昨年、22年ぶりにリーグ戦で優勝した大東文化大学(昨年リーグ戦1位)、東海大学(2位)、流通経済大学(3位)、法政大学(4位)、中央大学(5位)、日本大学(6位)、拓殖大学(7位)、専修大学(今季昇格)8校の総当たりで争われる。

順位は勝ち点で決まり、勝利が4点、引き分けが2点、敗戦が1点を得る。また、昨シーズンとは違い、上位3チームに大学選手権の出場権が与えられ、7~8位は入替戦に回る。

◆大東文化大学:連覇を狙うモスグリーン軍団

昨年、リーグ戦でライバルの東海大、流通経済大も下した大東文化大学は7戦全勝で1995年以来22年ぶり8度目の優勝を成し遂げた。「モスグリーン」のジャージーは今年もFW(フォワード)、BK(バックス)ともに戦力は充実しており、優勝候補の筆頭と目されている。

チームスローガンは昨年度同じ「Trust」(信頼)。2014年から指導している青柳勝彦監督は「去年とメンバーは大きく変わっていない。基本的には留学生がメインですが、日本人選手も実力を付けてきている。

スクラムを中心としたセットプレーで、どれだけプレッシャーをかけられるか。また両WTB(ウィング)もトライが取れるので、ボールをアクティブに動かしていきたい」と意気込む。

自慢のFWのメンバーを見ると、最終学年となった双子のLO(ロック)タラウとNO8(ナンバーエイト)アマトのファカタヴァ兄弟を軸に、第1列も主将のHO(フッカー)平田快笙、PR(プロップ)古畑翔(いずれも4年)、PR藤井大喜、LO佐々木剛、服部鋼亮(いずれも3年)、副将のFL(フランカー)湯川純平(4年)と能力の高い選手が揃う。

BKも昨年はルーキーながらチームを引っ張った攻撃的なSH(スクラムハーフ)南昂伸(2年)、SO(スタンドオフ)には副将の大矢雄太(4年)、SO/FB(フルバック)鈴木匠(2年)がチームをコントロールする。
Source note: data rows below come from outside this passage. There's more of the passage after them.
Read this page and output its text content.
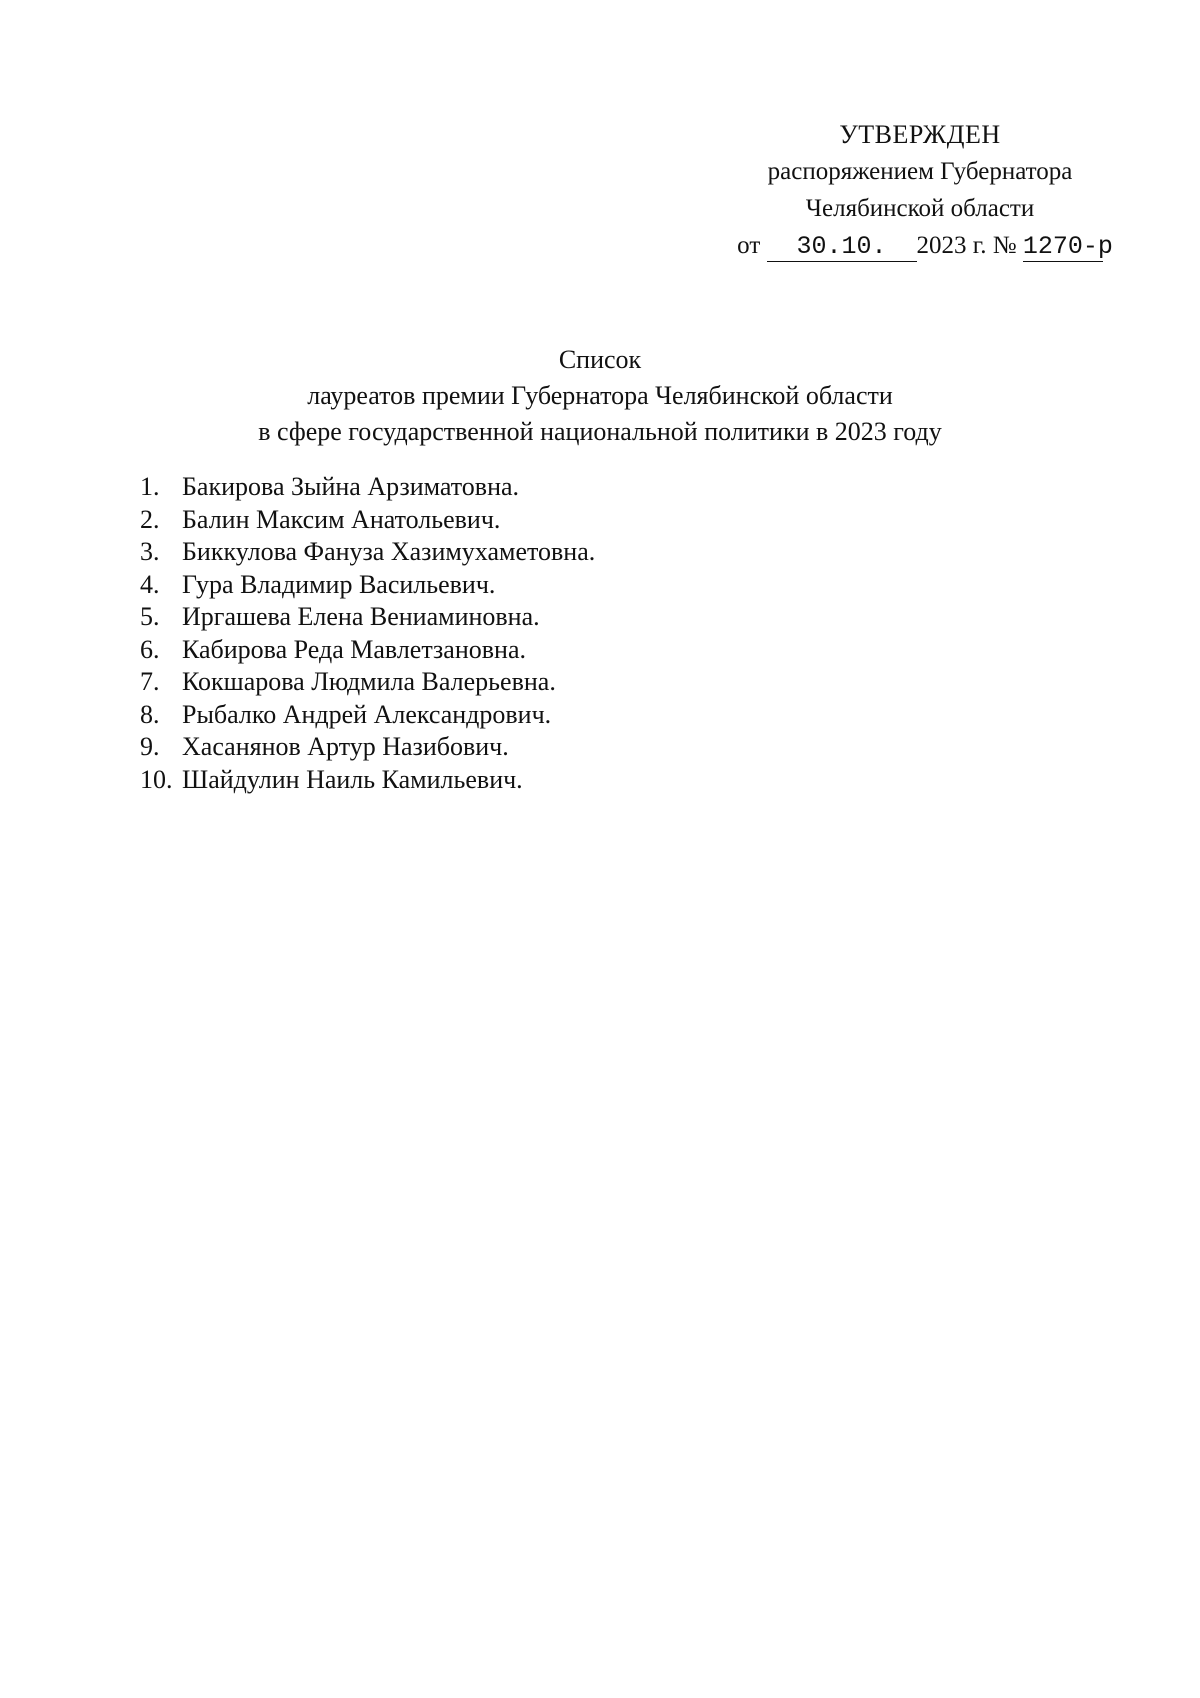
УТВЕРЖДЕН
распоряжением Губернатора
Челябинской области
от 30.10. 2023 г. № 1270-р
Список
лауреатов премии Губернатора Челябинской области
в сфере государственной национальной политики в 2023 году
1. Бакирова Зыйна Арзиматовна.
2. Балин Максим Анатольевич.
3. Биккулова Фануза Хазимухаметовна.
4. Гура Владимир Васильевич.
5. Иргашева Елена Вениаминовна.
6. Кабирова Реда Мавлетзановна.
7. Кокшарова Людмила Валерьевна.
8. Рыбалко Андрей Александрович.
9. Хасанянов Артур Назибович.
10. Шайдулин Наиль Камильевич.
CTB(センター)には突破力に長けたシオペ・ロロ・タヴォ(2年)、WTB(ウィング)には腰の強いランが魅力のWTB土橋永卓(4年)が控える。

また、ルーキーではスピードスターのWTB朝倉裕(御所実業出身)が、すでにレギュラーに定着。春季大会は5試合で6トライを量産するなど決定力を見せている。

他にもオーストラリア育ちのCTB長谷川昇、ボール捌きの上手い、SH東海林拓実(山形中央出身)、ワークレイトの高いHO酒木凜平(御所実業出身)もメンバー争いに絡んで競そうだ。
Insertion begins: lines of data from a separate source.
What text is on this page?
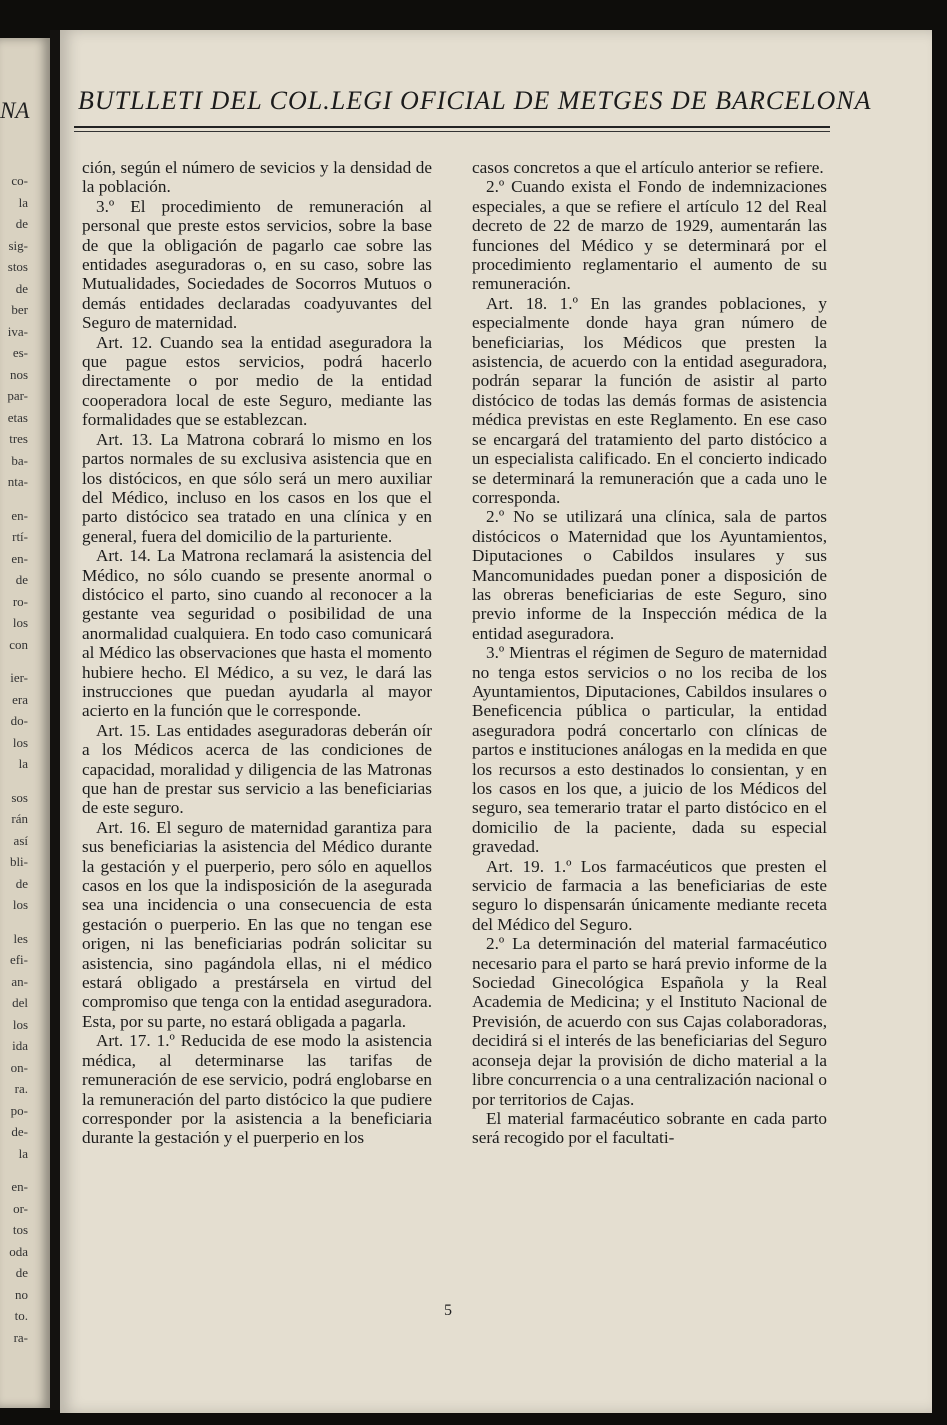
NA
co-
la
de
sig-
stos
de
ber
iva-
es-
nos
par-
etas
tres
ba-
nta-
en-
rtí-
en-
de
ro-
los
con
ier-
era
do-
los
la
sos
rán
así
bli-
de
los
les
efi-
an-
del
los
ida
on-
ra.
po-
de-
la
en-
or-
tos
oda
de
no
to.
ra-
BUTLLETI DEL COL.LEGI OFICIAL DE METGES DE BARCELONA

ción, según el número de sevicios y la densidad de la población.

3.º El procedimiento de remuneración al personal que preste estos servicios, sobre la base de que la obligación de pagarlo cae sobre las entidades aseguradoras o, en su caso, sobre las Mutualidades, Sociedades de Socorros Mutuos o demás entidades declaradas coadyuvantes del Seguro de maternidad.

Art. 12. Cuando sea la entidad aseguradora la que pague estos servicios, podrá hacerlo directamente o por medio de la entidad cooperadora local de este Seguro, mediante las formalidades que se establezcan.

Art. 13. La Matrona cobrará lo mismo en los partos normales de su exclusiva asistencia que en los distócicos, en que sólo será un mero auxiliar del Médico, incluso en los casos en los que el parto distócico sea tratado en una clínica y en general, fuera del domicilio de la parturiente.

Art. 14. La Matrona reclamará la asistencia del Médico, no sólo cuando se presente anormal o distócico el parto, sino cuando al reconocer a la gestante vea seguridad o posibilidad de una anormalidad cualquiera. En todo caso comunicará al Médico las observaciones que hasta el momento hubiere hecho. El Médico, a su vez, le dará las instrucciones que puedan ayudarla al mayor acierto en la función que le corresponde.

Art. 15. Las entidades aseguradoras deberán oír a los Médicos acerca de las condiciones de capacidad, moralidad y diligencia de las Matronas que han de prestar sus servicio a las beneficiarias de este seguro.

Art. 16. El seguro de maternidad garantiza para sus beneficiarias la asistencia del Médico durante la gestación y el puerperio, pero sólo en aquellos casos en los que la indisposición de la asegurada sea una incidencia o una consecuencia de esta gestación o puerperio. En las que no tengan ese origen, ni las beneficiarias podrán solicitar su asistencia, sino pagándola ellas, ni el médico estará obligado a prestársela en virtud del compromiso que tenga con la entidad aseguradora. Esta, por su parte, no estará obligada a pagarla.

Art. 17. 1.º Reducida de ese modo la asistencia médica, al determinarse las tarifas de remuneración de ese servicio, podrá englobarse en la remuneración del parto distócico la que pudiere corresponder por la asistencia a la beneficiaria durante la gestación y el puerperio en los

casos concretos a que el artículo anterior se refiere.

2.º Cuando exista el Fondo de indemnizaciones especiales, a que se refiere el artículo 12 del Real decreto de 22 de marzo de 1929, aumentarán las funciones del Médico y se determinará por el procedimiento reglamentario el aumento de su remuneración.

Art. 18. 1.º En las grandes poblaciones, y especialmente donde haya gran número de beneficiarias, los Médicos que presten la asistencia, de acuerdo con la entidad aseguradora, podrán separar la función de asistir al parto distócico de todas las demás formas de asistencia médica previstas en este Reglamento. En ese caso se encargará del tratamiento del parto distócico a un especialista calificado. En el concierto indicado se determinará la remuneración que a cada uno le corresponda.

2.º No se utilizará una clínica, sala de partos distócicos o Maternidad que los Ayuntamientos, Diputaciones o Cabildos insulares y sus Mancomunidades puedan poner a disposición de las obreras beneficiarias de este Seguro, sino previo informe de la Inspección médica de la entidad aseguradora.

3.º Mientras el régimen de Seguro de maternidad no tenga estos servicios o no los reciba de los Ayuntamientos, Diputaciones, Cabildos insulares o Beneficencia pública o particular, la entidad aseguradora podrá concertarlo con clínicas de partos e instituciones análogas en la medida en que los recursos a esto destinados lo consientan, y en los casos en los que, a juicio de los Médicos del seguro, sea temerario tratar el parto distócico en el domicilio de la paciente, dada su especial gravedad.

Art. 19. 1.º Los farmacéuticos que presten el servicio de farmacia a las beneficiarias de este seguro lo dispensarán únicamente mediante receta del Médico del Seguro.

2.º La determinación del material farmacéutico necesario para el parto se hará previo informe de la Sociedad Ginecológica Española y la Real Academia de Medicina; y el Instituto Nacional de Previsión, de acuerdo con sus Cajas colaboradoras, decidirá si el interés de las beneficiarias del Seguro aconseja dejar la provisión de dicho material a la libre concurrencia o a una centralización nacional o por territorios de Cajas.

El material farmacéutico sobrante en cada parto será recogido por el facultati-

5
昨年度の大学選手権では準決勝で明治大学に敗れた。青柳監督が「日本一のチャンスがあると思いますし、リーグ戦でももちろん優勝を狙っています。大きなケガせず、油断せず、リーグ戦から結果を出して、1試合1試合戦っていきたい」と手応えを口にした。

リーグ戦で連覇を達成し、その勢いのまま、今年度こそ1994年度以来の大学王者に輝くことができるか。

◆東海大学:伸び盛りの若いチームで覇権奪還を狙う

昨年はリーグ戦2位、そして大学選手権ベスト4に終わった東海大学は、今年もやはりリーグ戦の優勝候補の一角である。

スローガンは昨年度同様「力必達」で、リーグ戦優勝、ジュニア選手権優勝、大学日本一という目標を達成するために、小さなことを積み重ねることを「Marginal Gain」という言葉で表現した。
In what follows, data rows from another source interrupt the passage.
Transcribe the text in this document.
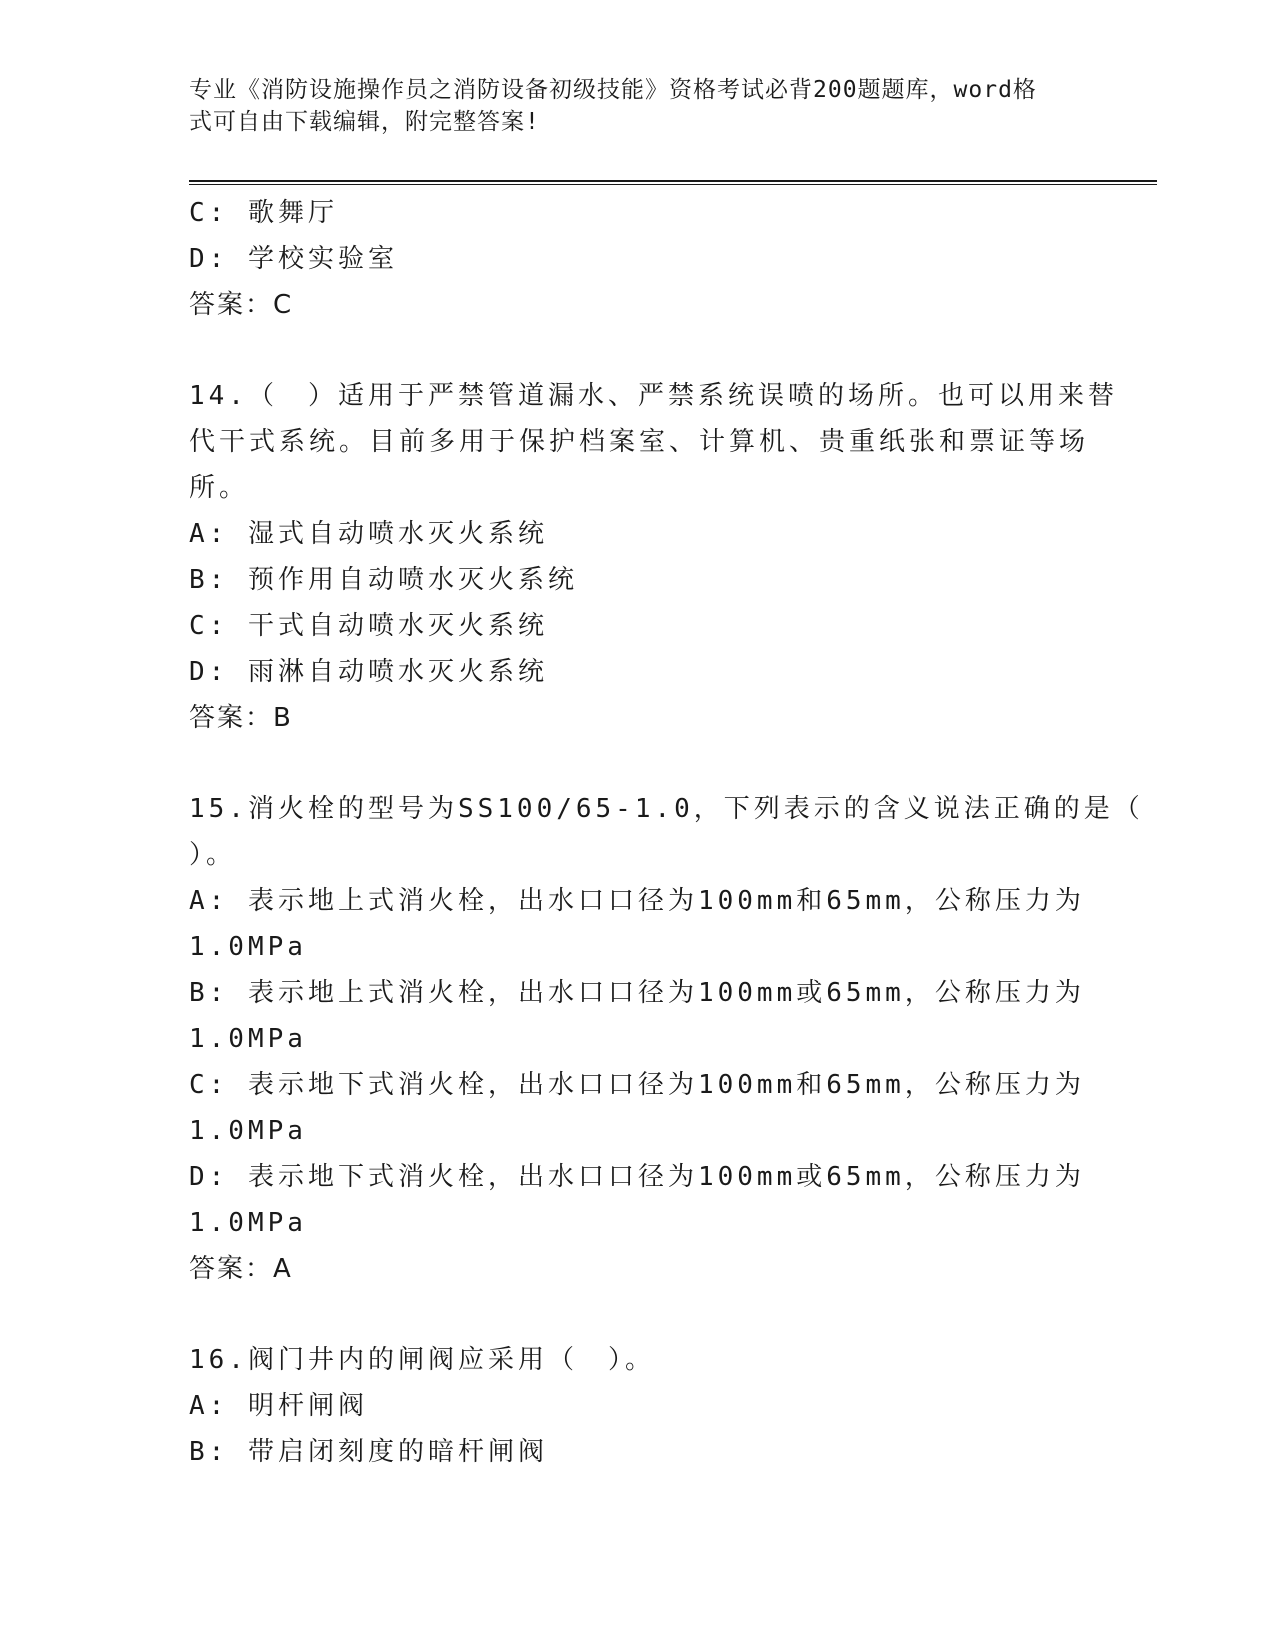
专业《消防设施操作员之消防设备初级技能》资格考试必背200题题库，word格
式可自由下载编辑，附完整答案!
C: 歌舞厅
D: 学校实验室
答案：C
14.（　）适用于严禁管道漏水、严禁系统误喷的场所。也可以用来替
代干式系统。目前多用于保护档案室、计算机、贵重纸张和票证等场
所。
A: 湿式自动喷水灭火系统
B: 预作用自动喷水灭火系统
C: 干式自动喷水灭火系统
D: 雨淋自动喷水灭火系统
答案：B
15.消火栓的型号为SS100/65-1.0，下列表示的含义说法正确的是（
）。
A: 表示地上式消火栓，出水口口径为100mm和65mm，公称压力为
1.0MPa
B: 表示地上式消火栓，出水口口径为100mm或65mm，公称压力为
1.0MPa
C: 表示地下式消火栓，出水口口径为100mm和65mm，公称压力为
1.0MPa
D: 表示地下式消火栓，出水口口径为100mm或65mm，公称压力为
1.0MPa
答案：A
16.阀门井内的闸阀应采用（　）。
A: 明杆闸阀
B: 带启闭刻度的暗杆闸阀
木村季由監督の信頼厚いユーティリティーBKアタアタ・モエアキオラが主将を務め、安定感の出てきたテビタ・タタフ、副将のHO加藤竜聖(いずれも4年)、さらにタックルに強みの持つSH山菅一史、SO/CTB眞野泰地、スピードが武器のWTBモリキ・リード(いずれも3年)らだ。

春から1年生も試合に出場している。SO丸山凜太朗(東福岡出身)タックラーFLジョーンズ 剛リチャード(伏見工業出身)、豪快なランが魅力のWTB望月裕貴(東海大静岡翔洋出身)らはメンバーに絡んでくるだろう。

木村監督は「夏からようやく、それなりの選手がもどってきて、チームの練習を始めました。波がありますが、若いチームですし、経験値もないので伸び盛りです」とチームの成長に期待を寄せた。

一戦一戦、勝利しながらリーグ戦で成長して、11月25日のディフェンディングチャンピオンである大東文化大戦を迎えたい。

◆流通経済大学:2014年以来のリーグ戦王座を狙う

昨年はライバルの大東文化大、東海大に敗れて3位に終わってしまった流通経済大学。2005年から指導している内山達二監督の下、フィールド全体で、FWとBK一体となって縦横無尽に展開し、トライを狙う「ダイナミックラグビー」は健在だ。

チームの中軸は主将HO山川遼人、副将のWTB/FB桑江淳太郎、LOモツラロ・タカウ、SO山上大治、7人制日本代表歴のあるFB韓尊文(いずれも4年)、FL粥塚諒、CTB ムゼケニエジ・タナカ・ブランドン(ともに3年)ら上級生たちだ。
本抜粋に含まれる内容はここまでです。